I’m an inveterate goal setter. I think the reason for this is that having a goal provides a vantage point; it gives me someplace to start and somewhere to go. It’s like a good story. With a goal you get a beginning, a middle, and an end, and even if the end doesn’t turn out to be what you hoped for, it’s meaningful because it was part of something bigger.
My goals have been all over the place. In high school I decided I wanted to learn to speak French well enough that I could go to France by myself and fit in. It took me several years beyond high school to make this happen, but eventually it did. One time, I decided I wanted to get strong enough to bench press my body weight. I told myself that if I could do it, I’d get a tattoo. I did, and I did.
There have been plenty of instances of failure in the goal achieving department. I have yet to knit a complete blanket, and there’s that dissertation that’s missing a few chapters. The thing about even these things, though, is that by staking a claim in my consciousness and my day-to-day life, they’ve made possible some of the most meaningful experiences I’ve ever had.
I mention all of this for obvious reasons. I don’t usually make resolutions, but I do like to begin the year with a sense of where I want to direct my attention. This year, one of the things I’ve decided to do is participate in the #spin15aday2018challenge.
Knitting just is. It happens regardless. Sometimes, I might have a goal of tackling a particular technique or completing a special project (looking at you here, blanket), but I don’t need extra motivation to knit any more than I do to breathe.

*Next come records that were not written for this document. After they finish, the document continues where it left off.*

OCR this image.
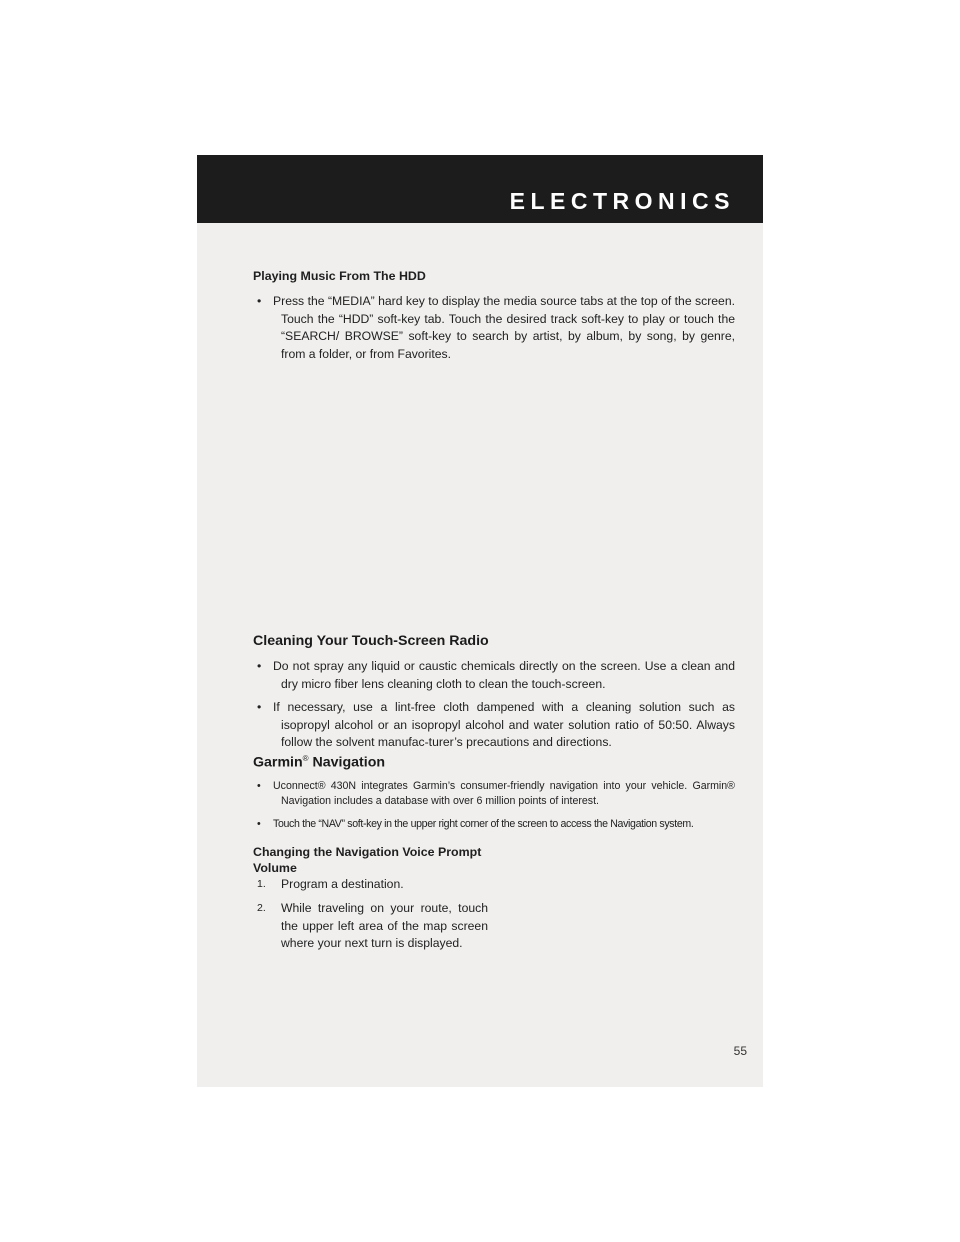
ELECTRONICS
Playing Music From The HDD
• Press the “MEDIA” hard key to display the media source tabs at the top of the screen. Touch the “HDD” soft-key tab. Touch the desired track soft-key to play or touch the “SEARCH/ BROWSE” soft-key to search by artist, by album, by song, by genre, from a folder, or from Favorites.
Cleaning Your Touch-Screen Radio
• Do not spray any liquid or caustic chemicals directly on the screen. Use a clean and dry micro fiber lens cleaning cloth to clean the touch-screen.
• If necessary, use a lint-free cloth dampened with a cleaning solution such as isopropyl alcohol or an isopropyl alcohol and water solution ratio of 50:50. Always follow the solvent manufac-turer’s precautions and directions.
Garmin® Navigation
•	Uconnect® 430N integrates Garmin’s consumer-friendly navigation into your vehicle. Garmin® Navigation includes a database with over 6 million points of interest.
•	Touch the “NAV” soft-key in the upper right corner of the screen to access the Navigation system.
Changing the Navigation Voice Prompt
Volume
1.	Program a destination.
2.	While traveling on your route, touch the upper left area of the map screen where your next turn is displayed.
55
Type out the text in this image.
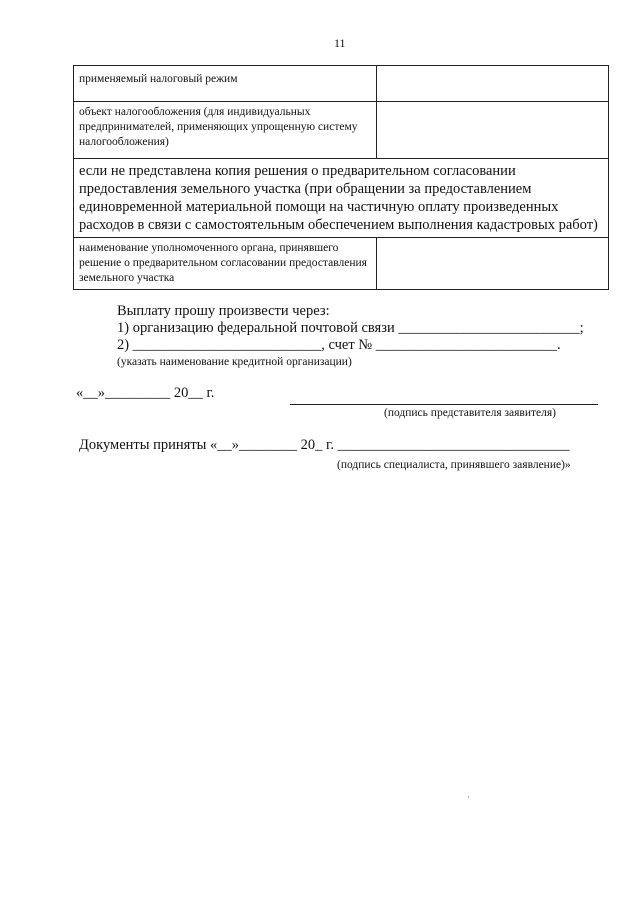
11
применяемый налоговый режим	
объект налогообложения (для индивидуальных предпринимателей, применяющих упрощенную систему налогообложения)	
если не представлена копия решения о предварительном согласовании предоставления земельного участка (при обращении за предоставлением единовременной материальной помощи на частичную оплату произведенных расходов в связи с самостоятельным обеспечением выполнения кадастровых работ)	
наименование уполномоченного органа, принявшего решение о предварительном согласовании предоставления земельного участка	
Выплату прошу произвести через:
1) организацию федеральной почтовой связи _________________________;
2) __________________________, счет № _________________________.
(указать наименование кредитной организации)
«__»_________ 20__ г.
(подпись представителя заявителя)
Документы приняты «__»________ 20_ г. ________________________________
(подпись специалиста, принявшего заявление)»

Spinning is different, though. I enjoy it immensely, and actually knitting with my own handspun . . . Well, that was transformative. The thing is, I tend to get caught up in the particulars. I worry that my yarn isn’t consistent, that the twist of the singles isn’t right for the twist of the ply, that my prep is incomplete or downright wrong, that I’m not treating the fiber in the way it wants to be treated. I’ve vowed to let my hands take over and do it by feel. I’ve also tried measuring every possible variable. Neither approach has felt right enough to be completely satisfying. So, I spin in fits and starts.
About ten thousand people on instagram, apparently.
But anyway . . .
This challenge is a wonderful thing. Many, many of the instagram pics feature dazzling work. There is also quite a community that has developed around the idea. A lot of those who participate are doing the January #wemakeyarn challenge, created by @ThreeWatersFarm and @KnittingSarah. Posters respond to prompts related to their fiber lives with both photos and explanations. The insight this is offering into spinners’ minds and habits is incredible. File it under “feeding the soul,” people. Seriously, follow that hashtag! You won’t be sorry.
But I digress . . . I have committed to trying to spin for at least 15 minutes every day in 2018. It’s been five days, and I’m already a changed spinner. No kidding. This post is getting long, so I won’t go into all of the particulars, but at least this time, with this fiber, I was able to hear it tell me what it wants to be. I had it all wrong initially. Wrong spindle, wrong gauge, all of it. In fifteen minutes a day, with no goal other than spinning fiber for a short time, I learned that I haven’t been listening. I’m starting to think that with spinning, my goal should simply be to spin, at least for now, and see what happens.
These lines from T. S. Eliot’s Little Gidding keep going through my head:
You are not here to verify,Instruct yourself, or inform curiosityOr carry report. You are here to kneelWhere prayer has been valid.
I wonder if sometimes simply showing up where good things have happened before is enough of a goal. I’ll keep you posted.